30 Temmuz 2010 Cuma



O vapurun pembe ve yeşil canavarları tarafından kovalandığını bunun fotoğrafını çekeceğimi söyledim ama arkadaşım bana inanmadı. Uzundur görüşmemiştik, bir yıla yakın olmuştu, iri siyah gözleriyle yüzüme bakıyordu, ciddi olup olmadığımı anlayabilmek için. Ciddi olabilirdim, emindi buna, olasılıklara inandığından değil, beni çok uzundur tanıdığından. Yeni yaşamaya başladığı kenti anlatıyordu bana, sahildeki güzel kafelerden birinde oturuyorduk, dayanılmaz sıcağı hafifletmek üzere tepemizden su damlacıklarını bir sis halinde üstümüze boca eden özel bir sistem vardı, ve bu yoğun sis her püskürüşünde biraz, kısa bir süre ferahladığımızı sanıyorduk. Yaşamayı düşündüğü şehirdi burası. Kentin caddelerini, evini, işini anlatırken yüzünde daha öncesinde tanıdık olduğum aynı mutsuz ifade vardı. Daha öncesinde sahip olmadığı bir sürü şeyi vardı oysaki. Önümüzdeki biralar hızla ısınırken pembe ve yeşil canavarlarının vapurun her gidişinde peşinden gitmek zorunda olduklarının yunan mitolojisine dayandığına inandırmaya çalışıyordum. Bir kısmı denizin biraz üstünden, bir kısmı suyun içinden kovalar ve bir kısmı da yani vapuru yakalayabilenler artık pembe ve yeşil olmak zorunda değildirler, özgür canavarlar olarak alabildiğine koşabilirler deniz yüzeyinde. Suratını iyice asmış bakıyordu. Biraz geçmişten bahsettik. İkinci biralar geldi. Yorgundu ve işler yolunda gitmemiş gibiydi. Oysa ne kadar da herşey yerli yerinde ve olması gerektiği gibi görünüyordu. Tamda istediği gibi. Kurguladığı (kurgulandığı?) düzeninde ciddi bir eksiklik vardı. Herşey kendi kontrolünde olamıyordu işte. Yıllar nasılda çabuk geçmişti, işe başladığımız ilk günlerin tazeliği güneşte çok kalmaktan yer yer yırtılan bir perde gibi çekilivermişti. Şimdi elimizde kalan başarılar ve başarısızlıklarla önümüzdeki bira bardaklarıydı. Yada yılışkan gülümseyişli garsonun oldukça güzel bir kadın olan arkadaşımla konuşma çabaları.

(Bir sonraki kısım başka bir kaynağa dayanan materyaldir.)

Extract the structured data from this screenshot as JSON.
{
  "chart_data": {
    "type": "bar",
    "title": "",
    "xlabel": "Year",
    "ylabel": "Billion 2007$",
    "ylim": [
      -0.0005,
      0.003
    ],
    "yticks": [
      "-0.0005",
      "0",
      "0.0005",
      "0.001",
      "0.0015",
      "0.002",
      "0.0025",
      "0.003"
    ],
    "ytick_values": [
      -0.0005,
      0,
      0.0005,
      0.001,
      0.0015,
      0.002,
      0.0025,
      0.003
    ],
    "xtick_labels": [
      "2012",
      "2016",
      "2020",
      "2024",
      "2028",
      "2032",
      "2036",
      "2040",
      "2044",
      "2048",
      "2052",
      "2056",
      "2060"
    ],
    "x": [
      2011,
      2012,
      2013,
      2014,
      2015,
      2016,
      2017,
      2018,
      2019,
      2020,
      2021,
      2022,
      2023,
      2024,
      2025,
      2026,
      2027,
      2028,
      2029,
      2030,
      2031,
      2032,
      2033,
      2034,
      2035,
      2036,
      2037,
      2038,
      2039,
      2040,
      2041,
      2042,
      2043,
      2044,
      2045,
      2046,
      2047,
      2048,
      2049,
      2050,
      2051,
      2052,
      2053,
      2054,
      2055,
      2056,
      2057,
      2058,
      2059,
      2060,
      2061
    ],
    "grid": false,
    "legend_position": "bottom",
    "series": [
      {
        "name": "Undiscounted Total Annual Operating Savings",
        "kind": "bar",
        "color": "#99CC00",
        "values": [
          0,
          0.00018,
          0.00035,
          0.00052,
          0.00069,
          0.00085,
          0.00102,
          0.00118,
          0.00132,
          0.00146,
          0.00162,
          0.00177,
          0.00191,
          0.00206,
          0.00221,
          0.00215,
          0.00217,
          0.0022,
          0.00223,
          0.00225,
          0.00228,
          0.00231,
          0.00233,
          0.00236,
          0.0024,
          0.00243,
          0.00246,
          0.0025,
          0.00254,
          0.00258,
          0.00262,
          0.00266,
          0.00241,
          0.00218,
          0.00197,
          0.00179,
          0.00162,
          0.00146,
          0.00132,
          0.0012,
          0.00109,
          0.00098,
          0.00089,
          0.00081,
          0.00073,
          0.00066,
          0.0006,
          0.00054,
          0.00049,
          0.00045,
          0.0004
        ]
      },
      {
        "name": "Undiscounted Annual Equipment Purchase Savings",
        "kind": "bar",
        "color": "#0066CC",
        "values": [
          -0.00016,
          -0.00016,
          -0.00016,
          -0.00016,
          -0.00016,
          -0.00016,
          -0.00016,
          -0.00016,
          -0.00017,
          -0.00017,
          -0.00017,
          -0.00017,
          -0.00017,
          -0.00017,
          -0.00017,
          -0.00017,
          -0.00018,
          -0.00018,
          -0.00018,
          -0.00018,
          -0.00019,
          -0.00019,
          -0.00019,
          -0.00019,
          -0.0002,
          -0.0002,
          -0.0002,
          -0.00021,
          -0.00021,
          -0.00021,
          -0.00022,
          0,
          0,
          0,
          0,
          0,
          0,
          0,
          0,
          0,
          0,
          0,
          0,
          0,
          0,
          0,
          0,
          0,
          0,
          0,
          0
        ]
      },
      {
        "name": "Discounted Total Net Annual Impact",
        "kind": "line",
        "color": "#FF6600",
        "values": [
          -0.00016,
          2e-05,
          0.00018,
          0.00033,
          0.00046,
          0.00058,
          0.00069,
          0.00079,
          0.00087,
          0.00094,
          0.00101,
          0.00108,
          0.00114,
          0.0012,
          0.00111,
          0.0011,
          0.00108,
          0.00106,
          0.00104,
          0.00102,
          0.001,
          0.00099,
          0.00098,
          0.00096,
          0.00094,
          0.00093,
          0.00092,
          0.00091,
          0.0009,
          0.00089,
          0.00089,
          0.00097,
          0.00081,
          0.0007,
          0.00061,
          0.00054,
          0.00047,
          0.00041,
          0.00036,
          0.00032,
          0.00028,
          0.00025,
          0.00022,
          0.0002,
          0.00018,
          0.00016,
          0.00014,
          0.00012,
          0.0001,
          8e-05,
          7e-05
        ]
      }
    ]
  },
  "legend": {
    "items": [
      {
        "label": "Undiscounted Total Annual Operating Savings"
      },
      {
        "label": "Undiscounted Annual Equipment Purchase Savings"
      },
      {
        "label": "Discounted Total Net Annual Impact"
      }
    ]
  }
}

“artık genç değilim” diye mırıldandı. Süzdü gözlerini, masanın üzerindeki kültablasına doğru uzattı parmaklarını önce, tablada duran sigarasını hala yakmadığını fark ederek. Eski alışkanlığıydı bu, sigarayı bırakmadan öncede, bir tane alır bir süre sonra yakmak üzere, kültablasına bırakırdı.
“eğer” dedim, bu sefer gülümseyerek “pembe ve yeşil canavarları aslında yakalamak zorunda oldukları bir vapur olmadığını anlarlarsa, renklerine mahkum kalmak zorunda değildirler.”